Descriptors Mean Effect 3-D Pie

3.6 Molecular design

The structural modification of compound 13, N4-benzyl-N2-(4-fluorophenyl)-6,7-dimethoxyquinazoline-2,4-diamine, Fig. 4 the most active compound (pEC50 = 7.387) as the template could be exploited in the design of several derivatives with improved antimalarial activities. The modification was done using the most contributive descriptor, SpMin1_Bhi by increasing the first ionization potentials of the template. The first ionization potentials of a substituted system are increased by electron attracting groups such as –CN, –CF3, –COCH3, –Cl, –F, –I, –COOH, –COCl2, –CN, etc. substituting these electron attracting groups at the meta positions of the substituted compounds produce derivatives of the template with improved malarial activities. Ten (10) theoretical derivatives of the template with improved theoretical activities were designed as shown in Table 6. The activities of five (5) of such compounds (3, 4, 5, 6, and 8) were found to be better than that of chloroquine standard with compound 3, N4-(3-bromo-5-fluorobenzyl)-N2-(4-fluorophenyl)-6,7-dimethoxyquinazoline-2,4-diamine as the most active of the theoretical compounds.

Fig. 4
figure 4

Design template, N4-benzyl-N2-(4-fluorophenyl)-6, 7-dimethoxyquinazoline-2,4-diamine (pEC50 = 7.3870)

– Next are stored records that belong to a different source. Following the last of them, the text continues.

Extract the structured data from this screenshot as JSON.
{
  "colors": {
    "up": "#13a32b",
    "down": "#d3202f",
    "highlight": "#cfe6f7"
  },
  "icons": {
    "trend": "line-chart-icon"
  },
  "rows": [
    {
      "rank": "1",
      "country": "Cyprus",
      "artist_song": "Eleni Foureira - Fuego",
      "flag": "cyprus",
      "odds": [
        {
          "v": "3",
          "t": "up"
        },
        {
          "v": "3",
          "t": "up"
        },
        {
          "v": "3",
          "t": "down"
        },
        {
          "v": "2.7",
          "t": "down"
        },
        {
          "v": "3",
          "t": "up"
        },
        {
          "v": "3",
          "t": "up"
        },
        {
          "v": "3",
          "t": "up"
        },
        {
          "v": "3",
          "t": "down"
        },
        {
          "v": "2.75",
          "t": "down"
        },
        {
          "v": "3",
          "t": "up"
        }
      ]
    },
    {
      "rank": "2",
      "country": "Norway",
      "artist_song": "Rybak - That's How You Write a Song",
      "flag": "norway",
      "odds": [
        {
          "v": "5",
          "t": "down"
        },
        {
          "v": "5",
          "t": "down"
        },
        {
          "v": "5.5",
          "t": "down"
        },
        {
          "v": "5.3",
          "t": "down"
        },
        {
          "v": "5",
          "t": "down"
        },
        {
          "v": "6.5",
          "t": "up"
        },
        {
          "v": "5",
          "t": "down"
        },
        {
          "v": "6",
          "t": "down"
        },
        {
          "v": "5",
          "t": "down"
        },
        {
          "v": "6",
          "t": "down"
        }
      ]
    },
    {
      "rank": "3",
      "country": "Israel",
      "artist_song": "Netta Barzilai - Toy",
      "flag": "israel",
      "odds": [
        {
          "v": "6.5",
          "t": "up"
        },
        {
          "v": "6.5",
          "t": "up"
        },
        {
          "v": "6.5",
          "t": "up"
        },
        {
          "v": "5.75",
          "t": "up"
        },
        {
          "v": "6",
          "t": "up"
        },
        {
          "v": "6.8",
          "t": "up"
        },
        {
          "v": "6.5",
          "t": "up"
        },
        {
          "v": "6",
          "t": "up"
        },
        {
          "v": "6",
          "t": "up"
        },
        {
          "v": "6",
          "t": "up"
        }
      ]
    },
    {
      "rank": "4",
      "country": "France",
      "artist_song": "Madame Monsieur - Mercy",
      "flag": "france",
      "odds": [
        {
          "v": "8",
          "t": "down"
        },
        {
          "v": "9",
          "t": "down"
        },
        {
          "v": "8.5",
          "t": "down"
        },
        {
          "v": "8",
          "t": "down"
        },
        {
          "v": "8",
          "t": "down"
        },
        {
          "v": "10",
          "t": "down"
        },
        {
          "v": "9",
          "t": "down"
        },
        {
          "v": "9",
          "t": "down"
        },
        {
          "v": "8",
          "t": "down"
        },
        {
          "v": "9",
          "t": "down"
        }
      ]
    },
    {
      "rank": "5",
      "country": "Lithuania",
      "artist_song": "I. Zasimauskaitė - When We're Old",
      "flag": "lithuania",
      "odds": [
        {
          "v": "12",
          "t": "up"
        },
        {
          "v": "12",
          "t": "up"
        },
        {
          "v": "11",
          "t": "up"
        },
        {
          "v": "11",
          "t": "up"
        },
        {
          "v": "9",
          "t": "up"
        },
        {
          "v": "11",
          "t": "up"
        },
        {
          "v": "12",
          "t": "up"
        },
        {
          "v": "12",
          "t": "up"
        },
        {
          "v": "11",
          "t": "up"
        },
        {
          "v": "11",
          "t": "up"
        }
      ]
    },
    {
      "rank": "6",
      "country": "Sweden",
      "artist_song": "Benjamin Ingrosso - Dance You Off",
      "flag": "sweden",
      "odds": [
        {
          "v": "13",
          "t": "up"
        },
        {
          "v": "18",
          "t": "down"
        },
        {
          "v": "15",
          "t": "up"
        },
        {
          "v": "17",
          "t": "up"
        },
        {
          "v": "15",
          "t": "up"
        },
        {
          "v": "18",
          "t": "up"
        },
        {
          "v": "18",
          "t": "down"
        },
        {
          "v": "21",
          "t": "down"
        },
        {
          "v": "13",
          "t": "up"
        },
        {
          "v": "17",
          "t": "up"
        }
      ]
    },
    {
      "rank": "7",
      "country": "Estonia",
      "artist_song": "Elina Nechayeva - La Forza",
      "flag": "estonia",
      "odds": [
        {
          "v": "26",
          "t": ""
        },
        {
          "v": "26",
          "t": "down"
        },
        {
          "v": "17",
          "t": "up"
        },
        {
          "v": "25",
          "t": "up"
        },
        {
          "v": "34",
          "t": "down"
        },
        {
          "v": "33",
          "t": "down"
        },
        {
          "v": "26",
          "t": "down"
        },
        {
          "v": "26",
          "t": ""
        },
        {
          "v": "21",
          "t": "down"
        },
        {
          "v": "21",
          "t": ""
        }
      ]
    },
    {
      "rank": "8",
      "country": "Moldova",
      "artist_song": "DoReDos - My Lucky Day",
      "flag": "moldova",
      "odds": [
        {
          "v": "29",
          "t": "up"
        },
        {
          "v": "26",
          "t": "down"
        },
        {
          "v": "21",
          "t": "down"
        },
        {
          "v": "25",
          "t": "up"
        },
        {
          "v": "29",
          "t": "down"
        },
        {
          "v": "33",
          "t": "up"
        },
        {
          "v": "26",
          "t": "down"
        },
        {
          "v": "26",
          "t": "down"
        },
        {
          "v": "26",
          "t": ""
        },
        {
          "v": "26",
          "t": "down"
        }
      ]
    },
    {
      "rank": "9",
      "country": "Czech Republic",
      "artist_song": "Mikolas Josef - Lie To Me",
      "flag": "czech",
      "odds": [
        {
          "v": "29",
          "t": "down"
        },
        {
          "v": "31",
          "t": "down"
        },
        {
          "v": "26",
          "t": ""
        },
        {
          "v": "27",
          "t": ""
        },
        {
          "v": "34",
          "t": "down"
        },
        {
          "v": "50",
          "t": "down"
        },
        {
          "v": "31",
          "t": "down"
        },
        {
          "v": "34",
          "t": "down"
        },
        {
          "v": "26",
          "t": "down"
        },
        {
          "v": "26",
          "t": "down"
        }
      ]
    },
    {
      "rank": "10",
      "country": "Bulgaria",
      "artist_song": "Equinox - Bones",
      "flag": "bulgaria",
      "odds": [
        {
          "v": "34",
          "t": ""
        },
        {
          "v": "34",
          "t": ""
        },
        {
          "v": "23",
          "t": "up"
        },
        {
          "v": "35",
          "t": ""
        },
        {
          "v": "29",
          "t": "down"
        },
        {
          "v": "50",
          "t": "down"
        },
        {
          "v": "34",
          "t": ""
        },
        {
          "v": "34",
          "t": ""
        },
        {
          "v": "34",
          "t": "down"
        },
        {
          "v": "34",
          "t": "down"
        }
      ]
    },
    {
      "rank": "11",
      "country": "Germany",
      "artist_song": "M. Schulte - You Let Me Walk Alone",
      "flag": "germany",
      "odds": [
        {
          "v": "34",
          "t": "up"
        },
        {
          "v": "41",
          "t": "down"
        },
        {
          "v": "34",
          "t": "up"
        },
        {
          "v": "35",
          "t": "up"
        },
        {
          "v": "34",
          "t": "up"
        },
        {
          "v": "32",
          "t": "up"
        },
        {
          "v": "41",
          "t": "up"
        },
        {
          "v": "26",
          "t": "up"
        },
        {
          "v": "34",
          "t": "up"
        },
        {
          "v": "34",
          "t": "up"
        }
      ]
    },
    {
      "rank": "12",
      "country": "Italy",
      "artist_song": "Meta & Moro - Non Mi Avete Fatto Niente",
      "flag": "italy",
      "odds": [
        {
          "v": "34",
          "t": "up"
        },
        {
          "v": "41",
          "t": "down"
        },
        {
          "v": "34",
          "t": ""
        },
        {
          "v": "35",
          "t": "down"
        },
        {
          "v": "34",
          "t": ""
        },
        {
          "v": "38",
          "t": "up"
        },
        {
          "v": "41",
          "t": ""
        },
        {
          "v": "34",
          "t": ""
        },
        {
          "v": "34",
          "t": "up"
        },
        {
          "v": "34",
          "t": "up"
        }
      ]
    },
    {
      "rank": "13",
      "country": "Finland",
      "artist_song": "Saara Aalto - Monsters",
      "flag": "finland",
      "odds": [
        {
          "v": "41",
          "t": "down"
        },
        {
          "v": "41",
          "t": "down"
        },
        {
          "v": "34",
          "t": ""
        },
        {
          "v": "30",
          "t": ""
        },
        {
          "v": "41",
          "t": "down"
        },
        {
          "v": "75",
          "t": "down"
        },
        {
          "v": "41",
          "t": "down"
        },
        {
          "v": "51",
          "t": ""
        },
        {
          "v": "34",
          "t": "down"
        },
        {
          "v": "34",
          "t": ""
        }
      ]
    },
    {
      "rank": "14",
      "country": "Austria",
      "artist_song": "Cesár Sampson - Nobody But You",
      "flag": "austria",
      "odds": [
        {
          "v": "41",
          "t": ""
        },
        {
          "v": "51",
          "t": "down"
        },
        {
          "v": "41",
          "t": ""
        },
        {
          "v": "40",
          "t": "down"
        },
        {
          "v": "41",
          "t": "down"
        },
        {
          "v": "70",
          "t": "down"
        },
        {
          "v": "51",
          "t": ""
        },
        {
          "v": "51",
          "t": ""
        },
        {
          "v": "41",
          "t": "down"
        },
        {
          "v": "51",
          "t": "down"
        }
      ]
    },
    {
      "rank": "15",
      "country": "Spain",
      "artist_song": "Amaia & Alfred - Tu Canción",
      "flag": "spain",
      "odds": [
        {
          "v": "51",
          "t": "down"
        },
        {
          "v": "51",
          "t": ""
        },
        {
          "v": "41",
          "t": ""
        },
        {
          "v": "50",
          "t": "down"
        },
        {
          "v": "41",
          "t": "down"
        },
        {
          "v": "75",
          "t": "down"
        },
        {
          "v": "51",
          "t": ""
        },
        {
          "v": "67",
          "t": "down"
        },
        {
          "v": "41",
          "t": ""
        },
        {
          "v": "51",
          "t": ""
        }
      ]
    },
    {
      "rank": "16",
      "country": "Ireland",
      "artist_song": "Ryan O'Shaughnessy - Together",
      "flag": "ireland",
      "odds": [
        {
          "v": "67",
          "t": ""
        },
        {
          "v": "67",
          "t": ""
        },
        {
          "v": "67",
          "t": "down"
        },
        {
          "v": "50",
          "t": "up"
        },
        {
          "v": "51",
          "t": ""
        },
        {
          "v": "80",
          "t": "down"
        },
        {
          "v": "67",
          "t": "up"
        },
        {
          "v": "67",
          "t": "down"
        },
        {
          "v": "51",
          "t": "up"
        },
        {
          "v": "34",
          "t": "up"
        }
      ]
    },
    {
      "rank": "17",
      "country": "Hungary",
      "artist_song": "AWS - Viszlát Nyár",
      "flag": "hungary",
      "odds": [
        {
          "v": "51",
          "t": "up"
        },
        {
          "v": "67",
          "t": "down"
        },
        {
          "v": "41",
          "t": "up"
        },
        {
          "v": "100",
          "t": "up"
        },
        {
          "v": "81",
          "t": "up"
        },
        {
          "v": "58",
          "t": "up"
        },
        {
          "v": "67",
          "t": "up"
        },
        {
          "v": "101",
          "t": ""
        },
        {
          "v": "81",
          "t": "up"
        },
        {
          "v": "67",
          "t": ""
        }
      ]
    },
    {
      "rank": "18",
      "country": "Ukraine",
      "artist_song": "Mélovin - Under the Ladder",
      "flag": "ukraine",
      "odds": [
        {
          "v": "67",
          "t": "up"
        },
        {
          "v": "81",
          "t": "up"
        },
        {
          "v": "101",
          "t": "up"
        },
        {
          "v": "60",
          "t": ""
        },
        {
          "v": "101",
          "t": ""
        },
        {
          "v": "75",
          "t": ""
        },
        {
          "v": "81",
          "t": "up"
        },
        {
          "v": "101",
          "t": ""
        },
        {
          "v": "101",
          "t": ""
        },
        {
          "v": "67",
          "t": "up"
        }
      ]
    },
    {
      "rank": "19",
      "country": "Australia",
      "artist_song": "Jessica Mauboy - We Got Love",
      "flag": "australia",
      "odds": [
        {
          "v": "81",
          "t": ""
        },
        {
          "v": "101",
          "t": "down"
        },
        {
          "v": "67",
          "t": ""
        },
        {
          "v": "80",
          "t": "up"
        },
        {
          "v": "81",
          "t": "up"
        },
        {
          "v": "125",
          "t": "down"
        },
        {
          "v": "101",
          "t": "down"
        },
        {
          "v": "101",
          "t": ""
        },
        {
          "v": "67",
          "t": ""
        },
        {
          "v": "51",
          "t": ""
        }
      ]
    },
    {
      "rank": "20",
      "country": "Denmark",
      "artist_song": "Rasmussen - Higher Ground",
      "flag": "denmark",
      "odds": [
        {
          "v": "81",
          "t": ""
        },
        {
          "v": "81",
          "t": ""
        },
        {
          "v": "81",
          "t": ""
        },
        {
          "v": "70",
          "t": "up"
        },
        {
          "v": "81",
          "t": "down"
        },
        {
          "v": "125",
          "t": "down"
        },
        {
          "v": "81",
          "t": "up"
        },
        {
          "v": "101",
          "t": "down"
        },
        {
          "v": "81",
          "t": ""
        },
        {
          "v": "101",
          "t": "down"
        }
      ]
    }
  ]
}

Table 6 Structures of the template, its designed derivatives, and their theoretical activities

3.7 Conclusion

This research aims to design enhanced antimalarial derivatives of 2-Anilino 4-Amino Substituted Quinazolines from a developed activity model. Molecular descriptors ATSC8c, GATS8i, SpMin1_Bhi, JGI10, and TDB6u were discovered to be significant to the antimalarial property of the compounds. The mean effect revealed SpMin1_Bhi, as the most influential descriptor and was essential in designing the ten (10) by-products through structural modifications of the template N4-benzyl-N2-(4-fluorophenyl)-6,7-dimethoxyquinazoline-2,4-diamine. The derivatives show better activities than that of the design template, with compounds 3, 4, 5, 6, and 8 showing even better activities than the chloroquine standard drug. When clinically validated, these compounds may pave way for more potent malarial inhibitors.